[Rule Tuning] Suspicious File Changes Activity Detected

[BenB196]

Link to rule

https://github.com/elastic/detection-rules/blob/e938ed28a046e0f85c63ac1c9592d472b6078e6c/rules/linux/impact_potential_linux_ransomware_file_encryption.toml#L21

Description

In a large deployment, this rule never seems to complete successfully.

I believe the issue is a cardinality one, as:

https://github.com/elastic/detection-rules/blob/e938ed28a046e0f85c63ac1c9592d472b6078e6c/rules/linux/impact_potential_linux_ransomware_file_encryption.toml#L28

Seems extremely expensive.

Example Data

[Aegrah]

Hi @BenB196! Good catch. I changed the query in this tuning PR. The sequence by process.entity_id is one of the most efficient/effective sequencing methods that we have, so changing this would most likely reduce the efficiency of the rule.

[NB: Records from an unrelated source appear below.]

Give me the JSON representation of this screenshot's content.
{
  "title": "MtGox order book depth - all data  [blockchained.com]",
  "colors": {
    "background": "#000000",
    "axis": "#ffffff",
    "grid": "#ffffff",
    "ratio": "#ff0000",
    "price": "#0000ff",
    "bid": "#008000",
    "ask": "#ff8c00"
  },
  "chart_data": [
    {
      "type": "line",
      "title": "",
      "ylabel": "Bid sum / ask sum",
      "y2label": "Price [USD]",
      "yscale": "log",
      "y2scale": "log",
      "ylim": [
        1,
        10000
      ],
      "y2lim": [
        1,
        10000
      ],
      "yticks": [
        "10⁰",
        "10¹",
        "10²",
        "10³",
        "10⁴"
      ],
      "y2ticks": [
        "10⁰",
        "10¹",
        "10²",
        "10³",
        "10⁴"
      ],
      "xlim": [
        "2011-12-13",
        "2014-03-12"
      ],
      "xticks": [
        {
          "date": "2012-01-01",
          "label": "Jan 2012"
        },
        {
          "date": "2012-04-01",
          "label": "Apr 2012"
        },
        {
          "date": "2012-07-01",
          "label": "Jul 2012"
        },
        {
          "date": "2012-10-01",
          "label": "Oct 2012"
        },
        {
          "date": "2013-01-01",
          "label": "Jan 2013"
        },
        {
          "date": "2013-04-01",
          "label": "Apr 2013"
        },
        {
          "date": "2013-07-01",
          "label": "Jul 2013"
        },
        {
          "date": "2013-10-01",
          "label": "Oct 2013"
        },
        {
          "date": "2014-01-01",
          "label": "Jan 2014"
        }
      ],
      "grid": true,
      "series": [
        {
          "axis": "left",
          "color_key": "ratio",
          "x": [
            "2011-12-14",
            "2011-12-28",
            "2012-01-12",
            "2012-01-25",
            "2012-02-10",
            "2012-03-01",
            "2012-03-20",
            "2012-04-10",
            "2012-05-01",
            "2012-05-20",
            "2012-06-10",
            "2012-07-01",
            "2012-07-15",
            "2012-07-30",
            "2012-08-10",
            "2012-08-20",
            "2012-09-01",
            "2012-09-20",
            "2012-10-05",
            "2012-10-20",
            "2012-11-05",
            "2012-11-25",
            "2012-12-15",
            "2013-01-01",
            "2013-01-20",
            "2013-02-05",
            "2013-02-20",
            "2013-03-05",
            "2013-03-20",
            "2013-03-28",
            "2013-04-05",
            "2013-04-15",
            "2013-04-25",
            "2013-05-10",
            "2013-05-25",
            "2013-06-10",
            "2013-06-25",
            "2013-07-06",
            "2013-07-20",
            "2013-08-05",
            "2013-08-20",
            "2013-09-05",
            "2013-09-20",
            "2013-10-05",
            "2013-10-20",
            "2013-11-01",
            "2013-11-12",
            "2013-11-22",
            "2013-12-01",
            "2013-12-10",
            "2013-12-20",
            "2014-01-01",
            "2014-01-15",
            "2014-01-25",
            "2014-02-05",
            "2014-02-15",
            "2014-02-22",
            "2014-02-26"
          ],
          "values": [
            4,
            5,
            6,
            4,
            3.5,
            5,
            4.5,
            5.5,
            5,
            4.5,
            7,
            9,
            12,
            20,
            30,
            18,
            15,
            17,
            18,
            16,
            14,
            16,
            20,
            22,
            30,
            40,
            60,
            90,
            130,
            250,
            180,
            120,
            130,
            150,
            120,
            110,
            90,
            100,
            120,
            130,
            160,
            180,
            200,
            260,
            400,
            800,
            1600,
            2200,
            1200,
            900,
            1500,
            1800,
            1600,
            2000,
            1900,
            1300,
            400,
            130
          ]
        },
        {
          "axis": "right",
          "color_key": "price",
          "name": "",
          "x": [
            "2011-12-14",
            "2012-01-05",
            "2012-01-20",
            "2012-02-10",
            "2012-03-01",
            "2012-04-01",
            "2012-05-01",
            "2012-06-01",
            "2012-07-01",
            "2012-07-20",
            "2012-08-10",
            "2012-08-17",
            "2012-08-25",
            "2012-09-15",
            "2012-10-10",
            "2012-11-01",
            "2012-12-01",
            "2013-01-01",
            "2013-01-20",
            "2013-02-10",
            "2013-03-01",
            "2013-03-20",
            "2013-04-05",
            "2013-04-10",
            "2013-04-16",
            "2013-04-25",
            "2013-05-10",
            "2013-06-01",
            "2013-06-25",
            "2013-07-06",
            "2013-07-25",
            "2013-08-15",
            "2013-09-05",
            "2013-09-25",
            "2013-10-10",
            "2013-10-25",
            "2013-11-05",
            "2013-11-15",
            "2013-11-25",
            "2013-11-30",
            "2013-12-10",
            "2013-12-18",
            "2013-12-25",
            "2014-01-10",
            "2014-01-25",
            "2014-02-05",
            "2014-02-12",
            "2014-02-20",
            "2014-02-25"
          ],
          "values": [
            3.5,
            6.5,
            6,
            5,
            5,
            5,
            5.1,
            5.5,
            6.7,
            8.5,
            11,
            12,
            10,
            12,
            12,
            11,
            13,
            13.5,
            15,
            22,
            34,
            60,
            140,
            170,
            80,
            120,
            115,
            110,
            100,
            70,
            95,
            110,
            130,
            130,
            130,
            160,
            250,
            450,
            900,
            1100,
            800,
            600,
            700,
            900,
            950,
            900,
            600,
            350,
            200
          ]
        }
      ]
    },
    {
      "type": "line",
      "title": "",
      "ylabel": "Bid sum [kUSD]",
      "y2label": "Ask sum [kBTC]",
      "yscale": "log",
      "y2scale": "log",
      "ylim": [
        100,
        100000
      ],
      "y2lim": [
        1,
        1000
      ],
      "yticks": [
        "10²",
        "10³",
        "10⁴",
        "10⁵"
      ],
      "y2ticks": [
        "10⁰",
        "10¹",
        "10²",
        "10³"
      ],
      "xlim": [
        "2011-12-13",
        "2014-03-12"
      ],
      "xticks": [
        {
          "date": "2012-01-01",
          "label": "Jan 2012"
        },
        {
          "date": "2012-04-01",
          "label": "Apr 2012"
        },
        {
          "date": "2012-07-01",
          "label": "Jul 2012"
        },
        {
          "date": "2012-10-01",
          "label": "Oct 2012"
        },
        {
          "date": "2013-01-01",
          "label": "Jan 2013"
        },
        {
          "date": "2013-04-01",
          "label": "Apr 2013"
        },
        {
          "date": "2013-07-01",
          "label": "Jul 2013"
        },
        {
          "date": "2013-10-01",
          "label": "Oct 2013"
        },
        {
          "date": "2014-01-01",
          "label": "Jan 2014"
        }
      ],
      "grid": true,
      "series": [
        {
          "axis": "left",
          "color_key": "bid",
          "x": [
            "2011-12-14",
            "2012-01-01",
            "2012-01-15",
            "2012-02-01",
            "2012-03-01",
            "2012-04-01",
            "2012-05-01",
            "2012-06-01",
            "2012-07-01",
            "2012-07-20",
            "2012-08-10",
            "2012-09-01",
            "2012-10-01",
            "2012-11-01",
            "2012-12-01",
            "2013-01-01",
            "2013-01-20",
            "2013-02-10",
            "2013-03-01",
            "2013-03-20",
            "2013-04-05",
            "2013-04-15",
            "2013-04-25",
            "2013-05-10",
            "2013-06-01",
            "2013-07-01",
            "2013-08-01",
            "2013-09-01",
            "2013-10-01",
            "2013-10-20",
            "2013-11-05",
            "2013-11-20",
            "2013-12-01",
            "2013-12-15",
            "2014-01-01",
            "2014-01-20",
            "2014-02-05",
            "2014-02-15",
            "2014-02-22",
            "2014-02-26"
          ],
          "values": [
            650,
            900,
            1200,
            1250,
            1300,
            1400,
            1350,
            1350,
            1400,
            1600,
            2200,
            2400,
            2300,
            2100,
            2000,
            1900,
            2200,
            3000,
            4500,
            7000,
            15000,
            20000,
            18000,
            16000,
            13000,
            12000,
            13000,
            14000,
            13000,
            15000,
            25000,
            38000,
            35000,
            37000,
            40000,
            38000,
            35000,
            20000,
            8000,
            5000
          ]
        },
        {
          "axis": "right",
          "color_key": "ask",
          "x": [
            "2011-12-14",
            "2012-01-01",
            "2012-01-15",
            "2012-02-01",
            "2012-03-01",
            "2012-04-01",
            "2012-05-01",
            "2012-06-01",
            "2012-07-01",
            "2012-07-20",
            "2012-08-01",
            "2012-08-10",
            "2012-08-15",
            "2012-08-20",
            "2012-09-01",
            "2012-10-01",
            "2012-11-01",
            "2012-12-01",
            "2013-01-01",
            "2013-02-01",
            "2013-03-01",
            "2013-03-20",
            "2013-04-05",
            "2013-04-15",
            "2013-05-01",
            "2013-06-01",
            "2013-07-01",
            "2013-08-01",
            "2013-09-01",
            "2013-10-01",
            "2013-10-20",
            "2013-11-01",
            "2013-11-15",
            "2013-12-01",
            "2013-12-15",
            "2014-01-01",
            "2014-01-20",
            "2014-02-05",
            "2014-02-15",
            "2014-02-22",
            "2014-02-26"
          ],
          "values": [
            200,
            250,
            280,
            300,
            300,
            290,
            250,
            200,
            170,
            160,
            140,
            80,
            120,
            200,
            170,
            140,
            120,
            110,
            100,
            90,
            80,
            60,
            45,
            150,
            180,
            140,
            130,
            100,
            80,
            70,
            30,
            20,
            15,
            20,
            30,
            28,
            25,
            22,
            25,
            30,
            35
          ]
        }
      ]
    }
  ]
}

Instead, I chose to include a whitelist of processes and suspicious process executable locations, rather than using a blacklist tuning approach. This will not only increase the performance by a lot, but also decrease FPs in the process. In my testing stack, this query only requires about 25% of the time to run in comparison to the original rule. See the [tuning 2] rule.

Would you mind giving this a try in your environment to see whether this tuning will suffice?

Thanks for the suggestions, they are much appreciated!

[BenB196]

Hi @Aegrah, thanks, I went ahead and tested the tuned rule, and am now seeing this rule complete in a much more reasonable time ~9 seconds per run.

[Aegrah]

@BenB196 Perfect, I'm glad to hear about that. When the PR mentioned above is merged, this issue will automatically be closed.

I was wondering, how many docs are you querying in your environment on average? Just for reference.